Na semana passada, o Ministério Público Federal (MPF) em Palmas recebeu uma representação para apurar possíveis crimes de racismo, transfobia, injúria racial e discurso de ódio contra Makukawa Ijahina Javaé, de 31 anos. A denúncia foi motivada pela circulação de um vídeo publicado no Instagram por um influenciador digital, que utilizou a imagem da indígena sem autorização e gerou ampla repercussão, com quase 1 milhão de visualizações.

Natural da aldeia Canuanã, na Ilha do Bananal, em Formoso do Araguaia, Makukawa pertence ao povo Javaé. Artesã e recém-formada em Teatro pela Universidade Federal do Tocantins (UFT), ela atualmente vive em Palmas. A indígena também já morou nas aldeias Cachoeirinha e São João.

Segundo a representação encaminhada ao MPF, o caso teve início após a publicação de um vídeo em que Makukawa aparece se maquiando. Na postagem, o influenciador utilizou legendas com teor pejorativo e desrespeitoso, o que teria impulsionado uma onda de comentários ofensivos nas redes sociais.

Por envolver possíveis violações de direitos de povos indígenas e a repercussão nacional do conteúdo na internet, o caso foi encaminhado à esfera federal. A Constituição prevê competência da Justiça Federal em situações que envolvem direitos indígenas.

No Brasil, o Supremo Tribunal Federal (STF) já decidiu que práticas de homofobia e transfobia devem ser enquadradas nos termos da Lei de Racismo (Lei nº 7.716/1989). Além da representação ao MPF, Makukawa também registrou boletim de ocorrência na Polícia Civil.

De acordo com o documento enviado ao MPF, os ataques passaram a atingir diretamente tanto a identidade de gênero quanto a condição indígena da vítima. A denúncia aponta ainda que o conteúdo não seria um caso isolado, indicando a existência de postagens semelhantes direcionadas a outras pessoas indígenas trans.

Em entrevista ao Jornal Opção Tocantins, Makukawa afirmou que a exposição ocorreu sem consentimento e resultou em repercussão negativa. “Postaram sem autorização e outras pessoas começaram a compartilhar”, relatou.

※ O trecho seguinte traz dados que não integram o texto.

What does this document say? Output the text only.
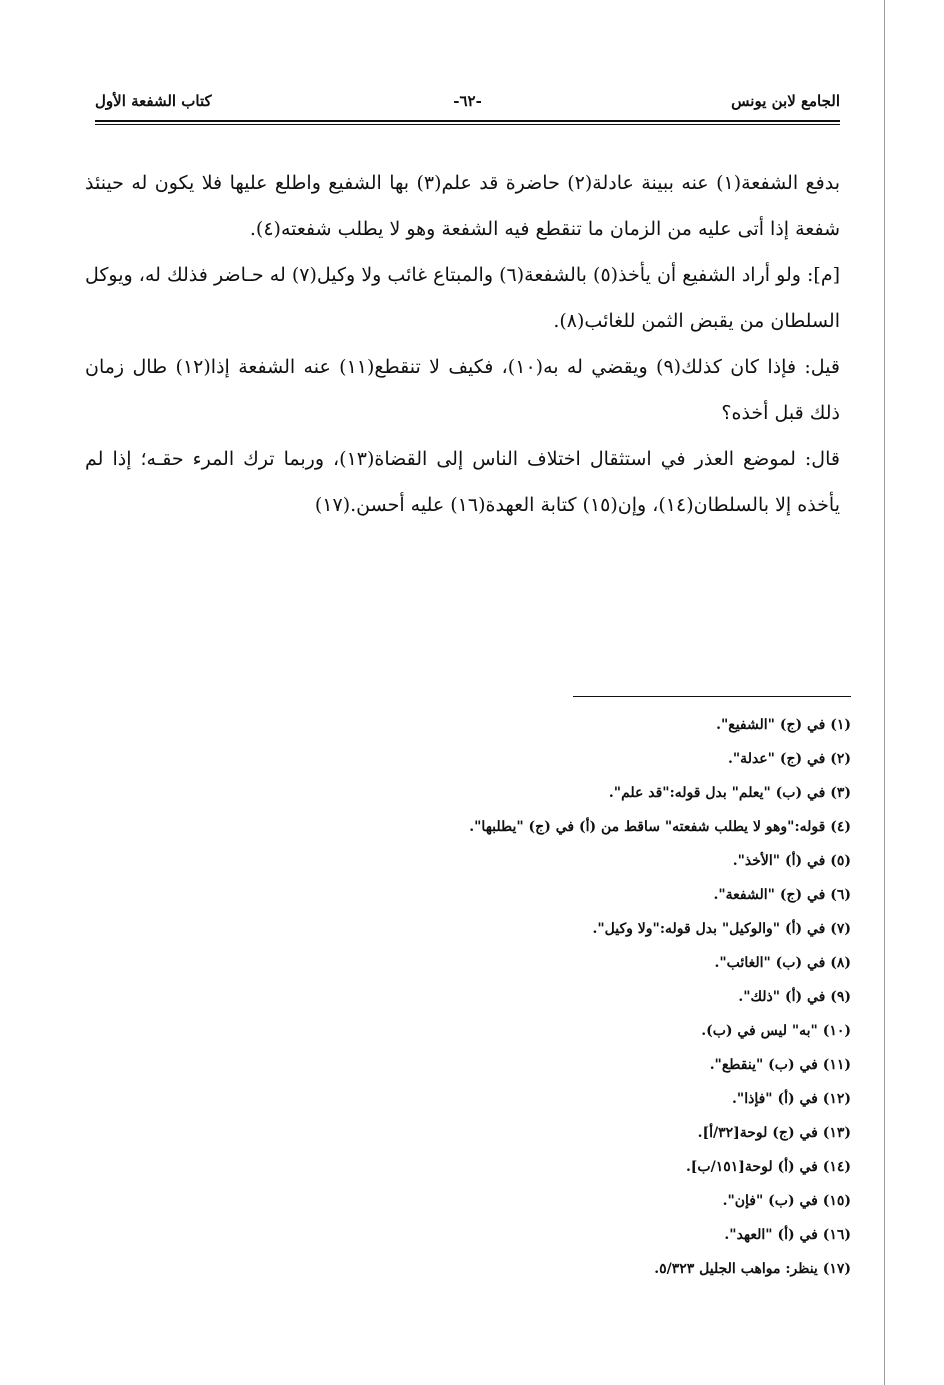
الجامع لابن يونس
-٦٢-
كتاب الشفعة الأول

بدفع الشفعة(١) عنه ببينة عادلة(٢) حاضرة قد علم(٣) بها الشفيع واطلع عليها فلا يكون له حينئذ شفعة إذا أتى عليه من الزمان ما تنقطع فيه الشفعة وهو لا يطلب شفعته(٤).

[م]: ولو أراد الشفيع أن يأخذ(٥) بالشفعة(٦) والمبتاع غائب ولا وكيل(٧) له حـاضر فذلك له، ويوكل السلطان من يقبض الثمن للغائب(٨).

قيل: فإذا كان كذلك(٩) ويقضي له به(١٠)، فكيف لا تنقطع(١١) عنه الشفعة إذا(١٢) طال زمان ذلك قبل أخذه؟

قال: لموضع العذر في استثقال اختلاف الناس إلى القضاة(١٣)، وربما ترك المرء حقـه؛ إذا لم يأخذه إلا بالسلطان(١٤)، وإن(١٥) كتابة العهدة(١٦) عليه أحسن.(١٧)

(١) في (ج) "الشفيع".
(٢) في (ج) "عدلة".
(٣) في (ب) "يعلم" بدل قوله:"قد علم".
(٤) قوله:"وهو لا يطلب شفعته" ساقط من (أ) في (ج) "يطلبها".
(٥) في (أ) "الأخذ".
(٦) في (ج) "الشفعة".
(٧) في (أ) "والوكيل" بدل قوله:"ولا وكيل".
(٨) في (ب) "الغائب".
(٩) في (أ) "ذلك".
(١٠) "به" ليس في (ب).
(١١) في (ب) "ينقطع".
(١٢) في (أ) "فإذا".
(١٣) في (ج) لوحة[٣٢/أ].
(١٤) في (أ) لوحة[١٥١/ب].
(١٥) في (ب) "فإن".
(١٦) في (أ) "العهد".
(١٧) ينظر: مواهب الجليل ٥/٣٢٣.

Ela também destacou que situações de discriminação são recorrentes, mas raramente denunciadas. “As pessoas acham que podem ser homofóbicas e racistas. A gente não pode ficar calada”, disse.

A decisão de registrar boletim de ocorrência, segundo a indígena, veio após o episódio ganhar dimensão nas redes. Ela relatou que buscou na denúncia uma forma de reagir à violência sofrida. “Foi uma maneira de tentar me fortalecer”, afirmou.

O caso ocorreu em um momento pessoal delicado. Makukawa contou que enfrentava um período de luto após a perda recente da irmã, o que intensificou o impacto dos ataques. Ainda assim, concluiu a graduação em Teatro neste mês de março, pela UFT.

A vítima também relatou dificuldades adicionais no processo de denúncia, especialmente por não ter o português como primeira língua. Com apoio de uma professora e de amigos, conseguiu registrar a ocorrência após percorrer mais de uma delegacia em Palmas. “Mesmo com dificuldade, a gente não pode ficar calada. Tem que se movimentar”, reforçou.

Segundo ela, o apoio de pessoas próximas e de seguidores nas redes sociais foi fundamental para enfrentar a situação. A indígena também defendeu que mais vítimas denunciem casos semelhantes, especialmente pessoas indígenas e trans, que frequentemente enfrentam violência e discriminação.